Other notable roles were in "The Sundowners," "Beloved Infidel," "The Innocents" (an adaptation of the Henry James novella "Turn of the Screw"), "The Night of the Iguana" with Richard Burton and "The Arrangement" with Kirk Douglas.
After "The Arrangement" in 1968, she took what she called a "leave of absence" from acting, saying she felt she was "either too young or too old" for any role she was offered.
Kerr told The Associated Press that she turned down a number of scripts, either for being too explicit or because of excessive violence.
She refused to play a nude scene in "The Gypsy Moths," released in 1968. "It was when they started that `Now everybody has got to take their clothes off,"' she said. "My argument was that it was completely gratuitous. Had it been necessary for the dramatic content, I would have done it."

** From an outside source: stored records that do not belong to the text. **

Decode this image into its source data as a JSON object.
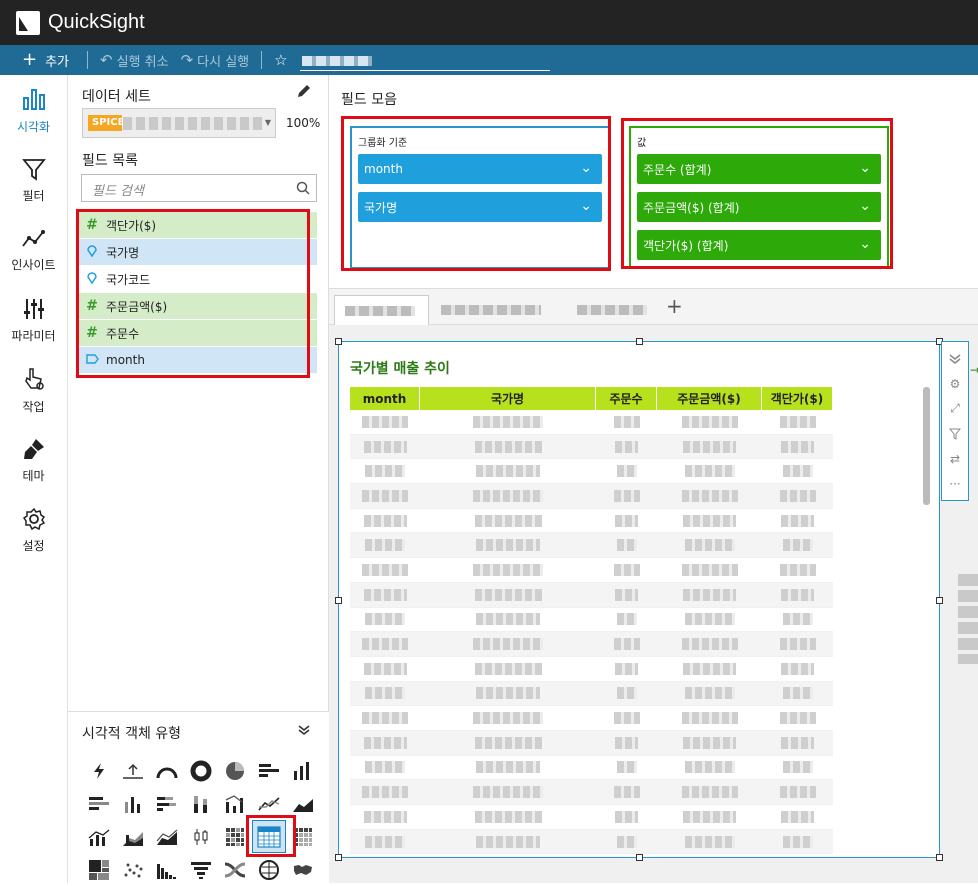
{
  "app": {
    "title": "QuickSight"
  },
  "toolbar": {
    "add": "추가",
    "undo": "실행 취소",
    "redo": "다시 실행"
  },
  "nav": [
    {
      "label": "시각화",
      "icon": "visualize-icon"
    },
    {
      "label": "필터",
      "icon": "filter-icon"
    },
    {
      "label": "인사이트",
      "icon": "insights-icon"
    },
    {
      "label": "파라미터",
      "icon": "parameters-icon"
    },
    {
      "label": "작업",
      "icon": "actions-icon"
    },
    {
      "label": "테마",
      "icon": "themes-icon"
    },
    {
      "label": "설정",
      "icon": "settings-icon"
    }
  ],
  "dataset": {
    "title": "데이터 세트",
    "badge": "SPICE",
    "percent": "100%"
  },
  "fieldlist": {
    "title": "필드 목록",
    "search_placeholder": "필드 검색",
    "items": [
      {
        "label": "객단가($)",
        "type": "measure"
      },
      {
        "label": "국가명",
        "type": "dimension"
      },
      {
        "label": "국가코드",
        "type": "dimension"
      },
      {
        "label": "주문금액($)",
        "type": "measure"
      },
      {
        "label": "주문수",
        "type": "measure"
      },
      {
        "label": "month",
        "type": "date"
      }
    ]
  },
  "visual_types": {
    "title": "시각적 객체 유형"
  },
  "wells": {
    "title": "필드 모음",
    "group_by": {
      "label": "그룹화 기준",
      "items": [
        "month",
        "국가명"
      ]
    },
    "value": {
      "label": "값",
      "items": [
        "주문수 (합계)",
        "주문금액($) (합계)",
        "객단가($) (합계)"
      ]
    }
  },
  "visual": {
    "title": "국가별 매출 추이",
    "columns": [
      "month",
      "국가명",
      "주문수",
      "주문금액($)",
      "객단가($)"
    ]
  },
  "colors": {
    "accent": "#1a85c8",
    "measure": "#2da90a",
    "dimension": "#1fa0dc",
    "header": "#b8e11d",
    "highlight": "#e00b14"
  }
}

In fact she undressed for "The Arrangement," even though the scene was later cut. "There the nude scene was necessary, husband and wife in bed together," Kerr said. "That was real."
She returned to the stage, acting in Edward Albee's "Seascape" on Broadway and "Long Day's Journey Into Night" in Los Angeles.
Her Broadway debut came in 1953, when she was acclaimed as Laura Reynolds, a teacher's wife who treats a sensitive student compassionately in "Tea and Sympathy."
After a full season in New York, she took it on a national tour and recreated the role in a movie in 1956.
Kerr was active until the mid-1980s, with "The Assam Garden," "Hold the Dream" and "Reunion at Fairborough" all in 1985.
She told the AP that TV reruns of her old movies have "kept me alive" for a new generation of film fans.
In 1945 Kerr married Anthony Charles Bartley, whom she had met when he was a squadron leader in the Royal Air Force. They had two daughters and were divorced in 1959. A year later she married novelist-screenwriter Peter Viertel with whom she lived on a large estate with two trout ponds in the Swiss Alpine resort of Klosters and in a villa in Marbella, Spain.
Kerr is survived by Viertel, two daughters and three grandchildren.